Quando si parla di controlli fiscali, la sensazione che si ingenera nei contribuenti è quella che non esista alcun limite a frenare gli enti e le autorità nelle loro verifiche: la realtà è ben diversa da quella percepita, e la possibilità di indagare su conti correnti e tenore di vita è sempre vincolata a determinate situazioni ben definite, dal momento che deve sussistere un equilibrio tra l'interesse pubblico e il diritto alla riservatezza dei cittadini.
E proprio quando si parla di conti correnti quest'ultimo punto è di fondamentale importanza: ogni informazione bancaria, che si parli di saldo, movimenti o giacenza è tutelata da un segreto contrattuale che può essere scardinato solo in conseguenza di provvedimenti specifici emessi dalle autorità competenti. Ciò significa, in sostanza che l'Agenzia delle Entrate o la guardia di finanza, erroneamente considerate entità al di sopra di ogni regolamento per quanto concerne i controlli fiscali, devono rispettare determinati paletti.

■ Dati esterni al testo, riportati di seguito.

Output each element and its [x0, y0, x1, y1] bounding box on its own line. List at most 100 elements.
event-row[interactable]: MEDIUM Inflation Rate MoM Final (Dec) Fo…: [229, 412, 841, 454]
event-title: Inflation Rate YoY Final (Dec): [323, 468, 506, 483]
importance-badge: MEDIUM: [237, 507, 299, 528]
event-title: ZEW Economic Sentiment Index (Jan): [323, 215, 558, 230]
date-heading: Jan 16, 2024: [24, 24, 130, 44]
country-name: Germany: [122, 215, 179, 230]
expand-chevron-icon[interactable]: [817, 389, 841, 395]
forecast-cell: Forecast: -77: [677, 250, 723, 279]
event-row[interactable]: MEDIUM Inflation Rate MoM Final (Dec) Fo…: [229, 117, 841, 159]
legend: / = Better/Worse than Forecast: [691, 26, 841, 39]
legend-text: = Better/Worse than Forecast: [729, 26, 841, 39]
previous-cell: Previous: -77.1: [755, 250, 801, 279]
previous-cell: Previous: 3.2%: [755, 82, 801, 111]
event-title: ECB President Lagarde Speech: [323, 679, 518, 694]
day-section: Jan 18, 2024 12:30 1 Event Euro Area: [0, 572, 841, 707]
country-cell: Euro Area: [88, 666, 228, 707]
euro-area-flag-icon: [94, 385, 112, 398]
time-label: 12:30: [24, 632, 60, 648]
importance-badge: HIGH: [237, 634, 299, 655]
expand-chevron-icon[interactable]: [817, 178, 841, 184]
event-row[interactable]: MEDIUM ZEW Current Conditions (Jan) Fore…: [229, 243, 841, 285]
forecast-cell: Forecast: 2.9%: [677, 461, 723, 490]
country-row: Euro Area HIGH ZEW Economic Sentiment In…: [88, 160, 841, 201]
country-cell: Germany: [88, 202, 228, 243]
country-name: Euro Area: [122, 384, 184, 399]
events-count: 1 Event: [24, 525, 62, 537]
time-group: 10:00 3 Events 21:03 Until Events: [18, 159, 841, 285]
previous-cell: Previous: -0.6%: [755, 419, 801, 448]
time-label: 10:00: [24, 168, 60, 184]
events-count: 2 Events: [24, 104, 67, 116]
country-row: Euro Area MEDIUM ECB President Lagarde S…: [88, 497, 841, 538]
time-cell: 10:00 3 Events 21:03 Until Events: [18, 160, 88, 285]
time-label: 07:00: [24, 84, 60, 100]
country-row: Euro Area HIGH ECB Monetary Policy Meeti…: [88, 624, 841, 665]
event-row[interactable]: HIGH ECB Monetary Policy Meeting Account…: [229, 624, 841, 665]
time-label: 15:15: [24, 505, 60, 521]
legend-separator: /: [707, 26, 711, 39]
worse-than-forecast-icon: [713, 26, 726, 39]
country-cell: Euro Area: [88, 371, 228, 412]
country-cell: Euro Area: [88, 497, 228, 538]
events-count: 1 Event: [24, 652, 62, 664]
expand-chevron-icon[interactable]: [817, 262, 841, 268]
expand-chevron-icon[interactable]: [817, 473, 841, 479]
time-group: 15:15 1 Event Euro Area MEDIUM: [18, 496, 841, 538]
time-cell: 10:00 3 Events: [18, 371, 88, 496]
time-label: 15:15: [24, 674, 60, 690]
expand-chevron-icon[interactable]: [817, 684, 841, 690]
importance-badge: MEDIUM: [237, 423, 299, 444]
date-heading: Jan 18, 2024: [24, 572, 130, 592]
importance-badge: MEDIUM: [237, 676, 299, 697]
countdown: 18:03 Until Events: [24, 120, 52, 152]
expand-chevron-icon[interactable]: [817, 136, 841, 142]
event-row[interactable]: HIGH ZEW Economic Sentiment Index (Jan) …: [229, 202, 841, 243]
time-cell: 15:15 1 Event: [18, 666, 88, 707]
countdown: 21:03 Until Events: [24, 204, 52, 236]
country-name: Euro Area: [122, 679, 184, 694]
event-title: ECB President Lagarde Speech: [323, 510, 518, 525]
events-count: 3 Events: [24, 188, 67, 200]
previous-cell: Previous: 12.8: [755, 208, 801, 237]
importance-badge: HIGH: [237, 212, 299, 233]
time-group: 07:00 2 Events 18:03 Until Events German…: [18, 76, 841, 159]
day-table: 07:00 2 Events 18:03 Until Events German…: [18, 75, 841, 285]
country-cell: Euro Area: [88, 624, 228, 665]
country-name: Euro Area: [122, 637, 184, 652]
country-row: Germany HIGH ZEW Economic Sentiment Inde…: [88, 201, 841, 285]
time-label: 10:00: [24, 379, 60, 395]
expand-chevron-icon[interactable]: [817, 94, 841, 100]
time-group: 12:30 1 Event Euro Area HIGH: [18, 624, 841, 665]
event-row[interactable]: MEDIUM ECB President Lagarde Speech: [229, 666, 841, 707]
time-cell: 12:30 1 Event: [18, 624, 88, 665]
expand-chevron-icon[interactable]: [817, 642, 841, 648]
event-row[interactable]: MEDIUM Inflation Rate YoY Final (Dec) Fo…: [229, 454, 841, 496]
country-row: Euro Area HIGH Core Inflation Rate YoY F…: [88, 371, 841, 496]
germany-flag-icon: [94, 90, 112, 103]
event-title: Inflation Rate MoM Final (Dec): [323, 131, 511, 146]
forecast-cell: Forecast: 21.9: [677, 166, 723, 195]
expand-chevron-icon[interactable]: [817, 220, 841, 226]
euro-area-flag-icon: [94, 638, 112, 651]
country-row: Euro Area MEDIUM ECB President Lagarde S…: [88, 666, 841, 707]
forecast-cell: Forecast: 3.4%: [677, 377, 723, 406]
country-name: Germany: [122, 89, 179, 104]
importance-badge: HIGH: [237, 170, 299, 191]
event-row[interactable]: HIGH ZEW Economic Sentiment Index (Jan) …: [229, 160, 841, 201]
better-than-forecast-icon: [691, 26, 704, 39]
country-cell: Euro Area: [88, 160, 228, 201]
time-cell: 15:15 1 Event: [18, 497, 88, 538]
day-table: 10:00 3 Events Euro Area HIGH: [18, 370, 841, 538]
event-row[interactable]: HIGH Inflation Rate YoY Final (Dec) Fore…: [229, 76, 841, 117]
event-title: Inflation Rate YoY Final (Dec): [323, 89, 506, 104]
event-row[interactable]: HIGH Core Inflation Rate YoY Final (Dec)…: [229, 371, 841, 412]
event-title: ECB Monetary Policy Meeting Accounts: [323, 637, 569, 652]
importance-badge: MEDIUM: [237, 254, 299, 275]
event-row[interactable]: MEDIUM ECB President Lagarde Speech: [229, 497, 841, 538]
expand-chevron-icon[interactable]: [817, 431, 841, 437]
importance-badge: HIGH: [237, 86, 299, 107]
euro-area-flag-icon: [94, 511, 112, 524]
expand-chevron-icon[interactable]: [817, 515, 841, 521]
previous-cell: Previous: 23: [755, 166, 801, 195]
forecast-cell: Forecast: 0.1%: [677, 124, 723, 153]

Se il Fisco consulta l'Anagrafe dei Rapporti Finanziari ciò non significa che da quel momento in poi avrà libero e perenne accesso ai dati del contribuente posto sotto controllo, ma solo che si sono venute a creare le condizioni richieste per effettuare una verifica più approfondita: ciò accade, ad esempio, quando emergono chiari segnali di incongruità tra quanto dichiarato dal cittadino e il suo reale tenore di vita, nel caso in cui vengano rilevati elementi di rischio o qualora sia necessario un approfondimento di indagine in pratiche di controllo già avviate. Deve sempre e comunque sussistere un equilibrio tra interesse pubblico e riservatezza, per cui le chiavi di accesso ai dati fiscali vengono consegnate all'amministrazione finanziaria con tempistiche e modalità di indagine limitate alla specifica necessità di verifica.
Come l'Agenzia delle Entrate così anche la guardia di finanza deve muoversi lungo un binario preciso: l'accesso ai conti correnti e ai dati fiscali dei contribuenti deve avere alla base una solida esigenza investigativa, l'unica che può motivare la richiesta di verifiche fiscali approfondite. Neppure gli enti locali come Regioni e Comuni, che di recente si sono visti riconoscere strumenti di controllo più solidi rispetto al passato con tanto di possibilità di accedere alle banche dati fiscali, hanno totale libertà di azione, anzi. La consultazione di determinati dati fiscali, conti correnti inclusi, è finalizzata esclusivamente all'accertamento e alla riscossione delle imposte che rispettivamente competono a ciascun ente, senza possibilità di varcare tali limiti.
Laddove, invece, si parla di creditori privati, il discorso cambia totalmente: a nessuno di essi è concessa la facoltà di effettuare indagini fiscali di alcun genere nei confronti di un debitore, ma solo quella di inoltrare una richiesta nelle sedi opportune.
In presenza di una sentenza o un decreto ingiuntivo si sblocca tale facoltà, ma esclusivamente all'interno del procedimento avviato: in questo caso il creditore può chiedere al giudice di consultare l'Anagrafe dei Rapporti Finanziari per poter eventualmente rifarsi col debitore mediante pignoramento.